Below him, near the base of the pyramid, a grand avenue stretched outward. Rows of obsidian pillars lined it, each carved with high Valyrian script, though much had eroded over time. He followed the path on foot, wings tucked in, his tail trailing smoke through the ancient dust.

He passed broken altars, long-dry fountains with dragon spouts, and halls that had once held books now filled with ash and wind. Some walls still held murals, and in one dark chamber he saw what must have been a map: a massive one, carved into stone, stretching across the floor. He placed his claw in the center, where a symbol blazed fire enclosed in a circle of wings.

Valyria.

And surrounding it, lands and seas he barely recognized. Cities lost to time. Rivers rerouted by fire. Mountains that no longer stood.

This had once been the heart of the world.

And now it was nothing.

As he walked, molten light danced along the walls. Lava flowed freely through veins carved into the city itself a living network of fire, perhaps designed to power the very streets. He watched it flow through channels and disappear into great furnaces still half-buried in rubble.

And yet… there were no bodies.

Not here.

No bones, no ash piles. No dragon skulls or empty armor.

He'd expected ghosts.

But the city was clean, as if the Doom had swept them all away without a trace.

That unsettled him more than death would have.

He left the city by air again, rising into the haze with wings wide, fire trailing faintly from his breath.

The volcanoes loomed ahead sharp silhouettes crowned with lightning and steam.

Between them lay the chasms.

Great canyons split the land into jagged scars. Rivers of fire ran at the bottom, and from time to time, tremors rippled outward, shaking the peaks. The skies here were heavy with heat. In the distance, plumes of ash twisted into columns miles high, darkening the clouds.

And in the distance deeper than he had ever flown rose a mountain unlike any other.

It glowed.

Not just from lava or sunlight. It glowed from within.

A deep, steady pulse of red, as if it had a heart. The very rock of it shimmered, veined with crimson light, and along its slopes were great hollow caverns shaped unnaturally too smooth, too wide.

Like dragon lairs.

But none of the dragons he'd ever seen could have fit them.

As he flew closer, he passed another collapsed tower with massive, rotting chains each link the size of a man. They hung slack now, their purpose long forgotten, but they hinted at something terrible.

Something large.

Vezdaryon slowed.

He did not land.

Instead, he hovered, watching the mountain.

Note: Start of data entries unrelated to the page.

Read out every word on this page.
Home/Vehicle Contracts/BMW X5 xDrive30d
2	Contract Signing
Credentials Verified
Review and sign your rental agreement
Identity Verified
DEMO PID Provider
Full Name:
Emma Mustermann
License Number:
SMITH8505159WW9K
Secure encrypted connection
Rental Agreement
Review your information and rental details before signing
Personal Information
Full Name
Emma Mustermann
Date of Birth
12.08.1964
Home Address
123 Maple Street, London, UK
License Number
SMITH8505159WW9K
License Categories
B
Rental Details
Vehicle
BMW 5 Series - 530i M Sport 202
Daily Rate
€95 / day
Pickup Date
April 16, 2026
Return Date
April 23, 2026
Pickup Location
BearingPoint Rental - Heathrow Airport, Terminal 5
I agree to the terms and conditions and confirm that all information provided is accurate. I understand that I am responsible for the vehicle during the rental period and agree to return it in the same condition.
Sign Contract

The silence here was total.

No flame cracked. No wind blew.

Only the pulse.

And then he turned away.

Not from fear.

But respect.

Some places were not meant to be conquered in a single flight. Even for a dragon.

He would return one day.

But not yet.

He flew back toward the sunset, where the sky flared with gold and red, and the mountains of Valyria watched his passing with eyes made of fire.